Was auf den ersten Blick als Witz erscheint, ist durchaus ernst gemeint. In Sardinien gibt es politische Bestrebungen, sich von Italien abzuspalten und der Eidgenossenschaft beizutreten.

Foto von Conan

Über 11'000 Sarden haben ihren Unmut gegenüber dem italienischen Schlendrian der Zentralregierung in Rom auf der Facebook-Seite „Canton Marittimo" (Meereskanton) bereits kundgetan. Ein unzuverlässiges Verkehrssystem, eine korrupte Regierung sowie ein mehr schlecht als recht funktionierendes Abfallentsorgungssystem sind nur drei von vielen Gründen, weshalb Andrea Caruso und Enrico Napoleone im Jahre 2012 die Facebook-Gruppe „Canton Marittimo" ins Leben riefen.

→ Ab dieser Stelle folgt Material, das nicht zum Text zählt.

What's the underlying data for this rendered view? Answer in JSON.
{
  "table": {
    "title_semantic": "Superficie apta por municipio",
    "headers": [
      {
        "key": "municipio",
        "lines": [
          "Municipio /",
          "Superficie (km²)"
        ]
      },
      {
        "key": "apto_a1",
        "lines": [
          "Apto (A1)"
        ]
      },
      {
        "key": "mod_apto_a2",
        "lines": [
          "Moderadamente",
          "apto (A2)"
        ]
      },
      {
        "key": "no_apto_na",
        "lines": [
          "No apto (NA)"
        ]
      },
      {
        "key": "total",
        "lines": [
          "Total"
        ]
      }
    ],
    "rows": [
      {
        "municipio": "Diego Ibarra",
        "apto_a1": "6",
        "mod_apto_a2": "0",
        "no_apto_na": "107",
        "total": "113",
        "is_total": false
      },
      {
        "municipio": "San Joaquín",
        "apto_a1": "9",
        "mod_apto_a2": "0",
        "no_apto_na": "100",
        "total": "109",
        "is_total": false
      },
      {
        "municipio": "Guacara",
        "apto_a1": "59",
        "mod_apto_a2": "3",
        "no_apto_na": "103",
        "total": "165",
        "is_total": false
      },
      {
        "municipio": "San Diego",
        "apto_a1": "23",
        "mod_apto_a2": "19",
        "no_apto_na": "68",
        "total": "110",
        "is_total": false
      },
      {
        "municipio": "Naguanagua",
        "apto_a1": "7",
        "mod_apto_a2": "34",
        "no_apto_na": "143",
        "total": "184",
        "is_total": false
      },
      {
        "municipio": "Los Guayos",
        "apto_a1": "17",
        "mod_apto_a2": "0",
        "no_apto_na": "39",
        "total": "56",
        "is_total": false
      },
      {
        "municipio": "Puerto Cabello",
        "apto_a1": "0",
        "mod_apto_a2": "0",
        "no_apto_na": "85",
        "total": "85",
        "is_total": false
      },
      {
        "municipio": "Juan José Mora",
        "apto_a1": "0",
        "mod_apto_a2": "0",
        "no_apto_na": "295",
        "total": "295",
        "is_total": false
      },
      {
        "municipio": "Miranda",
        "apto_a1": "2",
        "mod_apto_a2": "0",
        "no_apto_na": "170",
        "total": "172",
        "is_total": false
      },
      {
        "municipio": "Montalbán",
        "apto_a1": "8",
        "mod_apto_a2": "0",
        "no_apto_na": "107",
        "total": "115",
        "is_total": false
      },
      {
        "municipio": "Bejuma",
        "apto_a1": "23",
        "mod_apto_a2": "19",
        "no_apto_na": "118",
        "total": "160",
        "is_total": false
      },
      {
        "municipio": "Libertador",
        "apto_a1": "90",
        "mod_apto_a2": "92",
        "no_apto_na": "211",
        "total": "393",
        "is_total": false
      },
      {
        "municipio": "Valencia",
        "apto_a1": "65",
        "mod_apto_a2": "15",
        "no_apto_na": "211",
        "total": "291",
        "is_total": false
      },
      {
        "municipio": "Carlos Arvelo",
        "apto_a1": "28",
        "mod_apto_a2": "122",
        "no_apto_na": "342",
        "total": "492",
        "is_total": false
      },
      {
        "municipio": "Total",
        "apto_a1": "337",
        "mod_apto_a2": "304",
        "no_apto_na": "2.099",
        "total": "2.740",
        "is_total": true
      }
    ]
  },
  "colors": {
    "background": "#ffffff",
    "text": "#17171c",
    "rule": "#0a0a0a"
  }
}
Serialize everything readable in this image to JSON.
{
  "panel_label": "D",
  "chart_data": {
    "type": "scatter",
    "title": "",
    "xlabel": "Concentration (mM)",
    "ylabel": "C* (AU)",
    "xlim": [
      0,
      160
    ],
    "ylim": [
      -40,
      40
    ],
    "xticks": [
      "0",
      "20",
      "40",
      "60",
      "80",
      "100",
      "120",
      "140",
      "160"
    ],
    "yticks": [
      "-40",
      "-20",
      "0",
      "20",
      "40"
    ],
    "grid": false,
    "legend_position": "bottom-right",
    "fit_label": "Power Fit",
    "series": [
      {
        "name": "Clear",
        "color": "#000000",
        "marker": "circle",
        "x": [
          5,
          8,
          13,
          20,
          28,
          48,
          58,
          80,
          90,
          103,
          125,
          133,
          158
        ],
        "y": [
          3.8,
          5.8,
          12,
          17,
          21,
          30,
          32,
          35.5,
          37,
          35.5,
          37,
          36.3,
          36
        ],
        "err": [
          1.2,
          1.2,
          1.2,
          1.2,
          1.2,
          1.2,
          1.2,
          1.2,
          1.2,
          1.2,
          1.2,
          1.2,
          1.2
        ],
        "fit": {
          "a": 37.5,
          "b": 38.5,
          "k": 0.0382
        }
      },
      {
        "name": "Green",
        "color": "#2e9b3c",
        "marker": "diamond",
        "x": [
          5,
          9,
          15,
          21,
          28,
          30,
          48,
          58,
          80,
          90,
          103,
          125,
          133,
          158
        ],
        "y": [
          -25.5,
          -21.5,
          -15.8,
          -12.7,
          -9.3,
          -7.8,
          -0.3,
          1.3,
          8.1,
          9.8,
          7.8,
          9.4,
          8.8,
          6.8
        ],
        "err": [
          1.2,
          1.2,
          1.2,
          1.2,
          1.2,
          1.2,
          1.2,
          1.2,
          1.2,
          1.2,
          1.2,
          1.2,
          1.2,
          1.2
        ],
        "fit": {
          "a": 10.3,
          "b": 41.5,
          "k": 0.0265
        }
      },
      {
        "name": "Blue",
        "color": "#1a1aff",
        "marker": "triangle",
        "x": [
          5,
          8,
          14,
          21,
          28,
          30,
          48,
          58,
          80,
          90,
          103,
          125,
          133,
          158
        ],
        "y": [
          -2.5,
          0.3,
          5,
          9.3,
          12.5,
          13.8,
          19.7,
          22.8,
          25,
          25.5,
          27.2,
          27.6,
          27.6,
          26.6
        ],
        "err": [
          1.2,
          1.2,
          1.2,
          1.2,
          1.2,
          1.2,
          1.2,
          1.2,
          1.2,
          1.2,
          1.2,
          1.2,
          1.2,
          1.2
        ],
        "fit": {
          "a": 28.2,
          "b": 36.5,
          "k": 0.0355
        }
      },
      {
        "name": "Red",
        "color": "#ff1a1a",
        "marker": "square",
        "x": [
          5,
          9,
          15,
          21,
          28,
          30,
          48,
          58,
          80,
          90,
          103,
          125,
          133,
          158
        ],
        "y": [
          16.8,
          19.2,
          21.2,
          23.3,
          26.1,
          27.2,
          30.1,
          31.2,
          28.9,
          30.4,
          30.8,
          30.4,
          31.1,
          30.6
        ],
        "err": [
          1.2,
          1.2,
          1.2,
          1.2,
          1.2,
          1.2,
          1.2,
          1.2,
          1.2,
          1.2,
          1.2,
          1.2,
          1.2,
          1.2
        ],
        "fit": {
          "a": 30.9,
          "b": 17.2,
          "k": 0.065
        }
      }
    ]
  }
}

Ihre Forderung: Sardinien von Italien abspalten und der Schweiz anschließen. Was auf den ersten Blick als Witz erscheint, ist vom Zahnarzt Caruso und seinem Jugendfreund und Mittelklassewagenverkäufer jedoch durchaus ernst gemeint. So erhielt die Gruppe vor allem Zuspruch von Akademikern und Exil-Sarden, aber auch von einigen Schweizern, die wohl gerne einmal Ferien auf Sardinien machen würden, ohne von Wechselkurs-Betrügern übers Ohr gehauen zu werden.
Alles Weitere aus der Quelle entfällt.